Öncelerde hiç bilmezdi yeşili, gözleri görmezdi erik ağaçlarının çoşkusunu, yağan yağmurun aslında saçlarını okşadığını bir türlü anlayamazdı. Tüm renkleri çalınmış siyah beyaz bir suretten ibaretti. Evinin kapıları kapalıydı, nasırlaşmıştı elleri ve gürültücüydü. Kendini içine gönmüş, kendi çirkinliğiyle başbaşaydı. Yağmurları, ağaçları,toprak kokusunu sevmezdi. Hele gün ışığına ya da gece odasına dolan ay ışığına hiç tahammül edemezdi. Hep şikayet ederdi. Dedim ya gürültücüydü. Sanki etrafında daralan ve gittikçe içine dolan bir bataklık cemberi vardı.

Oysa şimdi renkler bürümüştü heryanını, kök salıyor, gün be gün yeşeriyordu. Gözlerine Nisan dolmuştu. Günler çilek kokuyor, geceler hepten dolunaya kesmiş izlemeye doyamıyordu. Güzelleşmişti, sarmaşıklar gibi sarılmış hayata umut katıyordu. Saçlarında bahar taşıyan bir can sızıvermişti bir gün hayatına ve cümlelerin kalabalığına artık ihtiyacı kalmamıştı. Ninniler söyleyip, sarıp sarmalayıp sakince uyutuyordu gürültücü yanını. Susabileceği bir can vardı yanında ve artık onunda saçları bahar kokuyordu. Nisan gelmişti ömrüne. İki ayrı vücutta tek ruhtular.
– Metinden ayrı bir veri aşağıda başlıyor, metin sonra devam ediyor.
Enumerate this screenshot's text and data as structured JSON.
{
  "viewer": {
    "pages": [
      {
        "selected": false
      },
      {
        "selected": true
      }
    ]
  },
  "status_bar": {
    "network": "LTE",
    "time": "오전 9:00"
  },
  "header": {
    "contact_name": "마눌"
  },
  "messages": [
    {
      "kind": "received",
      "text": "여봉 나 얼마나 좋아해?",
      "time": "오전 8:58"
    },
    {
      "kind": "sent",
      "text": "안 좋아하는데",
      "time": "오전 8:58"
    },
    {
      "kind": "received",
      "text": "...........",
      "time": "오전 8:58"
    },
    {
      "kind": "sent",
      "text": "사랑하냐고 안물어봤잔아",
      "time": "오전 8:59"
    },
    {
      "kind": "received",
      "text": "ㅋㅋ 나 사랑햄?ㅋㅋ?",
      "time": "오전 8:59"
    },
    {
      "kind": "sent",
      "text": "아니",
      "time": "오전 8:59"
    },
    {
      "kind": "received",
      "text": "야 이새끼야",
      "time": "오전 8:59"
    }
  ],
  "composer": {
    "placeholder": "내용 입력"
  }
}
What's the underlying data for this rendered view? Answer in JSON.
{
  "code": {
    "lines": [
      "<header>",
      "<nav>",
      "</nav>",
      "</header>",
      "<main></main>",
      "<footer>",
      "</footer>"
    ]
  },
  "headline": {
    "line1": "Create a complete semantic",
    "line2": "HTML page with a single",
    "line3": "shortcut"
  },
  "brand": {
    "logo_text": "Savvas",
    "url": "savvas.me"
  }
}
Sevmeyi ve de sevilmeyi birlikte öğreniyorlardı. Armağan diye sunmuşlardı ömürlerine ve birbirlerine adanmıştı tüm Nisanlar.
Birliktiler ve artık birdiler.
...
Bahar kokunu taşıyordum koynumda.
Etrafı renkler bürümüştü...ve ben saçlarımı sana uzatıyordum,
Nisan’dan ummazdım,
ıssızlığın ortasında gece ayazında...
Dolunaydan ummazdım.
Avuçlarımda sızın, susmayı öğrenen dilim cam kesiği.
Seninle var sandığım tanrıdan ummazdım.
Dolunaya kesmiş bir gecede Nisan şahitliğinde kaldırımda soğuyan bedenin...
Senden ummazdım.
Ne susabiliyor ne de konuşabiliyorum.
Kendimden ummazdım.
Yağmuru, şimdi koynunda uyuduğun toprağın kokusunu ve ellerinin izi kaybolmasın diye kestirdiğim saçlarımı gömdüm içime.
Biraz sen biraz ben oluyor ve Nisanları topluyorum yarım kalan sana ve bana.